Missionários vão ficar instalados na paróquia albicastrense. Foto arquivo Reconquista
A menos de um mês de se instalarem formalmente em Castelo Branco, os missionários da Congregação da Missão, de São Vicente de Paulo, andam pelo terreno a preparar a sua vinda. Dois anos depois da partida dos Redentoristas, que estiveram 72 anos na paróquia albicastrense de Nossa Senhora de Fátima, chega uma nova congregação, para quem a região não é de todo estranha. Os padres vicentinos estiveram até 2013 na Diocese de Portalegre-Castelo Branco, onde regressam agora com uma nova tarefa em mãos.

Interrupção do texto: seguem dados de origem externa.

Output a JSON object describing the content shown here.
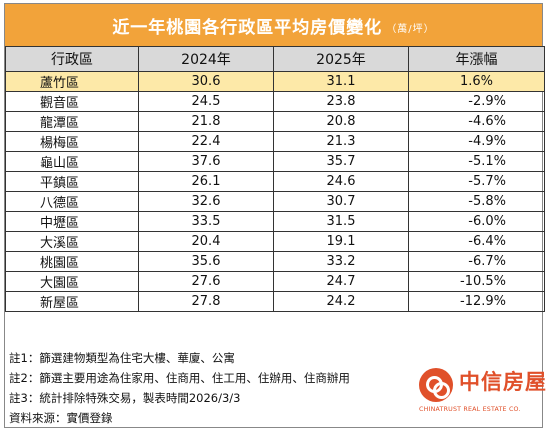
{
  "title": "近一年桃園各行政區平均房價變化",
  "unit": "（萬/坪）",
  "headers": [
    "行政區",
    "2024年",
    "2025年",
    "年漲幅"
  ],
  "rows": [
    {
      "district": "蘆竹區",
      "y2024": "30.6",
      "y2025": "31.1",
      "change": "1.6%",
      "highlight": true
    },
    {
      "district": "觀音區",
      "y2024": "24.5",
      "y2025": "23.8",
      "change": "-2.9%"
    },
    {
      "district": "龍潭區",
      "y2024": "21.8",
      "y2025": "20.8",
      "change": "-4.6%"
    },
    {
      "district": "楊梅區",
      "y2024": "22.4",
      "y2025": "21.3",
      "change": "-4.9%"
    },
    {
      "district": "龜山區",
      "y2024": "37.6",
      "y2025": "35.7",
      "change": "-5.1%"
    },
    {
      "district": "平鎮區",
      "y2024": "26.1",
      "y2025": "24.6",
      "change": "-5.7%"
    },
    {
      "district": "八德區",
      "y2024": "32.6",
      "y2025": "30.7",
      "change": "-5.8%"
    },
    {
      "district": "中壢區",
      "y2024": "33.5",
      "y2025": "31.5",
      "change": "-6.0%"
    },
    {
      "district": "大溪區",
      "y2024": "20.4",
      "y2025": "19.1",
      "change": "-6.4%"
    },
    {
      "district": "桃園區",
      "y2024": "35.6",
      "y2025": "33.2",
      "change": "-6.7%"
    },
    {
      "district": "大園區",
      "y2024": "27.6",
      "y2025": "24.7",
      "change": "-10.5%"
    },
    {
      "district": "新屋區",
      "y2024": "27.8",
      "y2025": "24.2",
      "change": "-12.9%"
    }
  ],
  "notes": [
    "註1：篩選建物類型為住宅大樓、華廈、公寓",
    "註2：篩選主要用途為住家用、住商用、住工用、住辦用、住商辦用",
    "註3：統計排除特殊交易，製表時間2026/3/3",
    "資料來源：實價登錄"
  ],
  "logo": {
    "zh": "中信房屋",
    "en": "CHINATRUST REAL ESTATE CO."
  },
  "colors": {
    "title_bg": "#f2a33a",
    "header_bg": "#d9d9d9",
    "highlight": "#fde9a8",
    "brand": "#e0502a"
  }
}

“Houve sempre um desejo, quase que mútuo, do nosso regresso, porque é natural. Fechar uma comunidade não é simpático para ninguém”, disse ao Reconquista o padre Pedro Guimarães, superior da Província Portuguesa da Congregação da Missão. Foi com o bispo D. Pedro Fernandes, que assumiu os destinos da diocese em novembro de 2025, que se iniciou o diálogo para a instalação na cidade e segundo o superior provincial foi ele que sugeriu a localização em Castelo Branco.
“Discernindo enquanto instituição que somos sentimos que havia condições para abraçarmos um novo projeto, ou seja, abrirmos uma nova comunidade. Reunidas as condições também humanas e até estruturais, levou-nos assim a arriscar”, afirmou o superior provincial.

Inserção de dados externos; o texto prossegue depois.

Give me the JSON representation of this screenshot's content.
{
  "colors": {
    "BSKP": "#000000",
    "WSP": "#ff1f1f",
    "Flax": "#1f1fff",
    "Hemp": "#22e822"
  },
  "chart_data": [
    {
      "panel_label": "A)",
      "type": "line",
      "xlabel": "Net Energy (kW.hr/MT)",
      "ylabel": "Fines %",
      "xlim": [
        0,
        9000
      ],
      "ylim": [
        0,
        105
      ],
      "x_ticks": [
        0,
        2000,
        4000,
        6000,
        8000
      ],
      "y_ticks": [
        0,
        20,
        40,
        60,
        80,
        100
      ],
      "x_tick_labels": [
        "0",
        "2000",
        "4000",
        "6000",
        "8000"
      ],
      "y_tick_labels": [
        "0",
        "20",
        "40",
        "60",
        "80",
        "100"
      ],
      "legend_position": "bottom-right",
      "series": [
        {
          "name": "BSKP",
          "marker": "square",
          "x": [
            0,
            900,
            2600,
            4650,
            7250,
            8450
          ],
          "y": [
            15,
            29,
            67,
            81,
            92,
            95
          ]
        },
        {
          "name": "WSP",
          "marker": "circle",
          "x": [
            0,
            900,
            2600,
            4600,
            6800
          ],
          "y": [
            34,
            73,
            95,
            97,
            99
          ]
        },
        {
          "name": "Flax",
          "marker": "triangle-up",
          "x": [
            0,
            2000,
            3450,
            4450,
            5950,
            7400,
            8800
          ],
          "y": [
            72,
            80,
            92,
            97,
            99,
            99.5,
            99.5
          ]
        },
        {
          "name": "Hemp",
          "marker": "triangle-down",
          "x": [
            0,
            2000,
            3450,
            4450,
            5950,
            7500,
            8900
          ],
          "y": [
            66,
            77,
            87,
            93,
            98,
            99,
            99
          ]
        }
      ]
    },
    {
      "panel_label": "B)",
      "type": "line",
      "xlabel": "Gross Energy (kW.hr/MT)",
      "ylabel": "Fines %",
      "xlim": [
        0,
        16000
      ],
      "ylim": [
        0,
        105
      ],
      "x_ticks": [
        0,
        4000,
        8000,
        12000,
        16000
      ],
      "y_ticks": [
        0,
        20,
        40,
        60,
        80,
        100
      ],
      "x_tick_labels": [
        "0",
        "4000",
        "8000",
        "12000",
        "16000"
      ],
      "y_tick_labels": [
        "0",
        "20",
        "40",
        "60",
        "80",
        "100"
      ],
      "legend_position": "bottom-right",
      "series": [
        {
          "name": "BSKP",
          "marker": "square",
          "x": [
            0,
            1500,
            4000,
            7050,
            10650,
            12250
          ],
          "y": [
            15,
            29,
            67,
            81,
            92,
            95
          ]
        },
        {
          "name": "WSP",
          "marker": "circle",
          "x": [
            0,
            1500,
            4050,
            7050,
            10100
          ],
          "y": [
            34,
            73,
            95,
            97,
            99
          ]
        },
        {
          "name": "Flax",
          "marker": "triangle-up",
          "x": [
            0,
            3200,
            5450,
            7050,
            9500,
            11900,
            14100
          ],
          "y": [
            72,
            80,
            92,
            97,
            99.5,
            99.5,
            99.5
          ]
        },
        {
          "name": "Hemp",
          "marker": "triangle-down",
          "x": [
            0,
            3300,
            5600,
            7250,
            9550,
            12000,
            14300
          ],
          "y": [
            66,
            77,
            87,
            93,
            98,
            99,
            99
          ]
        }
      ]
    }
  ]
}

A equipa pastoral é constituída por três pessoas. O padre Suresh Praban Siluvayya é um missionário vicentino oriundo da India que também passou por Angola. O padre António Manuel Martins vem da paróquia de Paranhos, no Porto, “sendo alguém conhecedor da realidade e a quem lhe vai ser também pedido missões para além da missão paroquial”. Fica completa com o diácono moçambicano Vilarino Calisto, que está com a congregação há cinco anos e a poucos meses de ser ordenado.
“Esperamos que no final de setembro já possam ir chegando, se possam também instalar e depois, naturalmente, seguindo os passos informais, conseguirmos chegar à formalidade, que é a abertura formal da presença e o início também formal da nossa missão para aí” espera Pedro Guimarães, desejando que a congregação possa contribuir para cuidar dos fiéis, mas também dos sacerdotes que aqui despenham a sua missão.
“Olhar para país mais interior, olhar para a dimensão também mais humana do envelhecimento, havendo condições, mesmo interculturais, acho que é a melhor forma também de sermos Igreja e realizarmos a nossa missão”, assume.
O regresso de uma congregação aos “fradinhos”, no coração de Castelo Branco, terá um impacto que ultrapassa a cidade e isso será assinalado também de forma simbólica. A entrada oficial, com a presença do bispo diocesano, acontecerá em Sarzedas, paróquia onde estes missionários vão trabalhar, chegando também a Santo André das Tojeiras. Na congregação “sentimos que tínhamos condições também para realizar essa missão urbana e rural e fomos sensíveis às necessidades pastorais da própria diocese”, diz o padre Pedro Guimarães.
A Congregação da Missão nasceu em França no século XVII, fundada por São Vicente da Paulo. “A vida comunitária para nós é sempre um ponto de partida para realizar a missão e essa missão, na sua identidade assim mais profunda, ela realiza-se na formação de batizados, leigos e sacerdotes”, caracteriza o superior provincial. Seguem ainda um trabalho de caridade “muito sensíveis e atentos ao mais frágil, ao mais pobre”.